Software Secure Firewall Threat Defense
Platform Secure Firewall Threat Defense Virtual
Activity Onboard

Network Discovery Application Detection Activating and Deactivating Detectors

Last updated: Jul 29, 2025

Activating and Deactivating Detectors

You must activate a detector before you can use it to analyze network traffic. By default, all Cisco-provided detectors are activated.

You can activate multiple application detectors for each port to supplement the system’s detection capability.

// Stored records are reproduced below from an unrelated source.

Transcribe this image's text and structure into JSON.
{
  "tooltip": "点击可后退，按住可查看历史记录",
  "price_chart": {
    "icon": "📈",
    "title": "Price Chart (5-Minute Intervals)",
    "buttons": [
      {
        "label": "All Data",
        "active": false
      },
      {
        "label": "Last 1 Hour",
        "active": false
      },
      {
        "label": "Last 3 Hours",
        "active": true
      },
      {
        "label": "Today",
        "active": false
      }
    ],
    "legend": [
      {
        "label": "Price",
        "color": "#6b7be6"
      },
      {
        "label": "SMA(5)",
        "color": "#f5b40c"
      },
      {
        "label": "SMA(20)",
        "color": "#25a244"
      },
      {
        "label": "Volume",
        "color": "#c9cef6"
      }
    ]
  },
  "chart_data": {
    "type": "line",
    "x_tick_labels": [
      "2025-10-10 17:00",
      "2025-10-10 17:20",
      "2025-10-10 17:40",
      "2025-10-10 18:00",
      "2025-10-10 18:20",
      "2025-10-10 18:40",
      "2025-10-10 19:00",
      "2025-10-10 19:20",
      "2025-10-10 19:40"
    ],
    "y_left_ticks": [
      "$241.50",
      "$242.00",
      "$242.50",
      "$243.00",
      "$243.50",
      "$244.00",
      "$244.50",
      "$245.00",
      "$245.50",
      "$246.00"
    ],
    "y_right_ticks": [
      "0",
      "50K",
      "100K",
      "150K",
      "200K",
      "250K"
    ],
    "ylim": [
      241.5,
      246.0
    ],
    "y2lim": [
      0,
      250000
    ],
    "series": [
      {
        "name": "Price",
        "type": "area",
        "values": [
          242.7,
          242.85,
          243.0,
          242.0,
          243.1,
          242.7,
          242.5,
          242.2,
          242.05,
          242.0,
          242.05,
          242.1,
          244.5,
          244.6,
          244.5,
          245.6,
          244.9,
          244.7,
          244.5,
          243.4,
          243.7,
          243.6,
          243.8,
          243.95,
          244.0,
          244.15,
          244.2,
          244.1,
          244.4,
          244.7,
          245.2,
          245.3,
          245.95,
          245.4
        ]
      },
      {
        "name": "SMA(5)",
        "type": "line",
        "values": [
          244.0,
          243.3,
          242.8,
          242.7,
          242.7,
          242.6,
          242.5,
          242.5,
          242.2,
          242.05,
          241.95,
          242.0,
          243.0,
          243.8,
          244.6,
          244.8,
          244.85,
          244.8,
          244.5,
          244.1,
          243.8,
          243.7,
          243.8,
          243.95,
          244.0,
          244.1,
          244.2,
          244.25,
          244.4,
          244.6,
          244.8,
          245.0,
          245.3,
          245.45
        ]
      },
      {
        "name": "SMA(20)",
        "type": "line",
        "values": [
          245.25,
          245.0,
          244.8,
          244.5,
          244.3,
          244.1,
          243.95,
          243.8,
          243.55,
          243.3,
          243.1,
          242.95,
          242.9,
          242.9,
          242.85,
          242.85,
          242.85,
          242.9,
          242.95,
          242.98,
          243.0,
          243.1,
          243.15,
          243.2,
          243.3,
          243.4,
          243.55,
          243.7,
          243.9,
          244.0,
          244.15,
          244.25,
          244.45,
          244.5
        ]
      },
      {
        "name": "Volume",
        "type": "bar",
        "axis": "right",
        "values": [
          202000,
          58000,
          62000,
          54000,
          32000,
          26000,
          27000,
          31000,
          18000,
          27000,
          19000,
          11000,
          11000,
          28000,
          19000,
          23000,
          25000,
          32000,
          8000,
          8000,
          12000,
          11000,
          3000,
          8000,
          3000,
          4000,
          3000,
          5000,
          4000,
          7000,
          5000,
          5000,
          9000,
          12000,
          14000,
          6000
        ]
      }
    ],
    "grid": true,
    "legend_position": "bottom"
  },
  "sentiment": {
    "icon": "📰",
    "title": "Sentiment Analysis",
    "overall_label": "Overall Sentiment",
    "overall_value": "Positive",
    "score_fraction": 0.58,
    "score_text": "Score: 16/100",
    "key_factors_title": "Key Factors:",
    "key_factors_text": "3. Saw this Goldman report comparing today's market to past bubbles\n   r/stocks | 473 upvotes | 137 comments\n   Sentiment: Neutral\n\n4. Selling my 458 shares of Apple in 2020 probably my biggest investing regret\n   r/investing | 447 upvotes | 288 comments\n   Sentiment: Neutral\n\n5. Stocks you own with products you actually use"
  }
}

When you include an application in an access control rule in a policy and that policy is deployed, if there is no active detector for that application, one or more detectors automatically activate. Similarly, while an application is in use in a deployed policy, you cannot deactivate a detector if deactivating leaves no active detectors for that application.


 

For improved performance, deactivate any application protocol, client, or web application detectors you do not intend to use.


 

Activating or deactivating a system or custom application detector immediately restarts the Snort process without going through the deploy process. The system warns you that continuing restarts the Snort process on all managed devices and allows you to cancel. Whether traffic drops during this interruption or passes without further inspection depends on how the assigned device handles traffic. See Snort Restart Traffic Behavior for more information.


 

Activating or deactivating a system or custom application detector immediately restarts the Snort process without going through the deploy process. The system warns you that continuing restarts the Snort process and allows you to cancel; the restart occurs on any managed device in the current domain or in any of its child domains. Whether traffic drops during this interruption or passes without further inspection depends on how the assigned device handles traffic. See Snort Restart Traffic Behavior for more information.

Procedure

1

Select Policies > Application Detectors.

2

Click the slider next to the detector you want to activate or deactivate. If the controls are dimmed, the configuration belongs to an ancestor domain, or you do not have permission to modify the configuration.


 

Some application detectors are required by other detectors. If you deactivate one of these detectors, a warning appears to indicate that the detectors that depend on it are also disabled.